Amar Puri knew that the threat was very real, so he called a few sadhus in for consultation. He asked two of his old devotees, who were merchants from Ujjain to go out in the middle of the night and gather supplies; gold and silver plates, musk crystals, the paper-like bark of the silver birch tree, various herbs, and other magical items, so that he could foil Bhairon Baba. The samharini kritya, one of the most powerful of the sixty-four tantric krityas, can be used to kill. Amar Puri knew that once Bhairon Baba had intoned his mantra and sprinkled his offerings over his dhuni, there was no hope.
“If you are planning hocus-pocus, then count me out!” Hari Puri shouted from inside the tent.
Meanwhile I was trying to dig my heels into the cold clay, twist my wrists free from the goons who were pulling me away from the rites. The bigger one barked at me like a dog. I was being humiliated and I was afraid that I would be beaten. Red-caped baba-cops, kotwalis arrived on the scene and I closed my eyes and repeated my guru mantra to myself.
As they pulled me past the boundary of the sacred enclosure, my two oppressors suddenly let go. Hari Puri and Amar Puri were standing there with Pandit Shesh Narayan. Amar Puri dressed down the man-handlers and then dismissed them, shooing the curious onlookers away with his stick.
My heart thumped in my throat when Hari Puri told me not to eat or drink anything that was given me. I asked if there was something I should know. Hari Puri assured me that everything was fine and that I should return to my funeral. He told me that Pandit Ji would soon perform my last rites.
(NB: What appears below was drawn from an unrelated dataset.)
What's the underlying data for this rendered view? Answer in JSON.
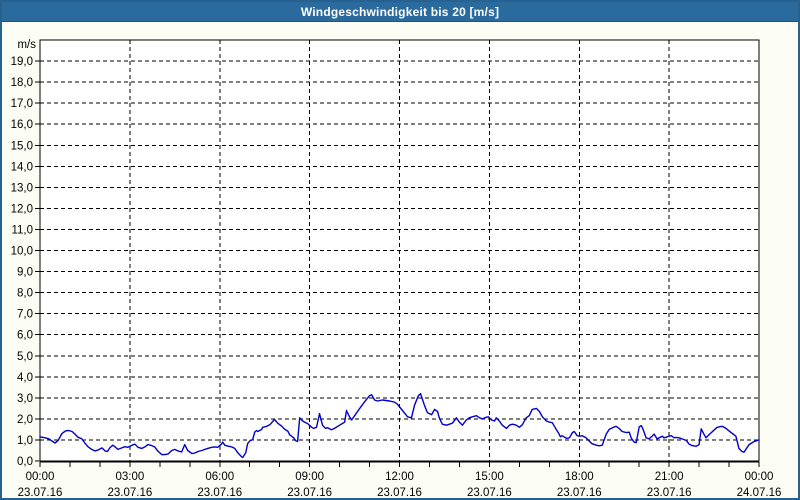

The new initiates had formed a solid mass of flesh surrounding the pyre. I was pushed and pulled through until I was in front of the flames. I saw Pandit Ji making his way toward me and I looked around and saw nearly everyone had his eyes closed. The smoke hovering over us seemed to be made up of the thousand souls of the Ordinary, waiting for the door to the Extraordinary to open. Or perhaps it was the vaporous ashen Shiva, giving his blessings. Shiva, Shiva, Shiva.
What was I doing? This was madness. The fire was sucking all of the oxygen out of the air. Who was the I who was renouncing? Who was the I who would receive something called a sacrament? Was I this adventurous young man from a good family in America? I was not my body or my mind but weren’t these thoughts mine? Maybe they were just flying through me, past me. Maybe I was attached to thoughts and memories, causing me to identify my self with my thoughts. My memories were a story in the present tense, creating the illusion of a past.
Even if I said to myself, “I renounce my attachment to the illusion of past and future!” I would still be stuck with the “I.” I could smell the hair on my shins singeing. I could smell my body being cremated. Time moved very slowly and then stopped. I saw my life played out before me, not in the past, but in the present, and I understood that I was telling the story in the context of now. I’m ready, I thought. I am witnessing. But, I am also trying to make sense of what is happening. My rational mind determines what I witness. It picks up certain sensory impulses, puts them into categories and then asks culturally driven questions such as what they symbolize and what the whole damn thing means. But that’s not me. I’m someone else who is just watching, witnessing, staring.
The morning fog rolled in as dawn broke. I shivered and struggled to get closer to the fire that was a shadow glow of its raging glory during the night. Pandit Shesh Narayan had performed my funeral rites. I was now ritually dead. My body, my five gross elements of earth, water, air, fire, and space, was reduced to ashes that commingled with the ashes of the other initiates in the great funeral pyre.
Eyes opened as the acharya, accompanied by the sacred council, approached our pyre to whisper-blow the Mahavakya, also known as the supreme statement, a vedic mantra, into our ears. This sound from the lips of this sadhu, whose human body represents Adi Shankaracharya, ends the cycle of births and deaths. Once you have heard this sound, return becomes impossible. Like the taraka mantra that Shiva himself whispers into the ears of the dying in Kashi, it is a boat that carries one across to the other side.
Towering above the other members of the sacred council was Bhairon Puri Baba. I tried to avoid his gaze but it was impossible. Our eyes locked for only a second but that second was enough. I knew that it was all over as he marched toward me, pushing away the sitting initiates. My body went limp and all resistance vanished. I heard someone call my name and could barely make out Kedar Puri’s face through the fog. He stood just outside the enclosure, signaling for me to get up and leave. How could I? I was so close now. I wanted to receive the mantra.
Bhairon Puri was closing in on me like Death himself, followed by his hooded henchmen sadhus. There would be no negotiation. I stood up and, trying to make myself invisible, moved toward Kedar Puri. Taking my hand, he pulled me away and said, “I told you so.”
My chest tightened and tears welled up inside me. I felt small and insignificant. I wanted Kedar Puri to shut up but he wouldn’t. How could I face Guru Ji? How could I face any sadhu in the akhara? I had been humiliated and I wanted to run away.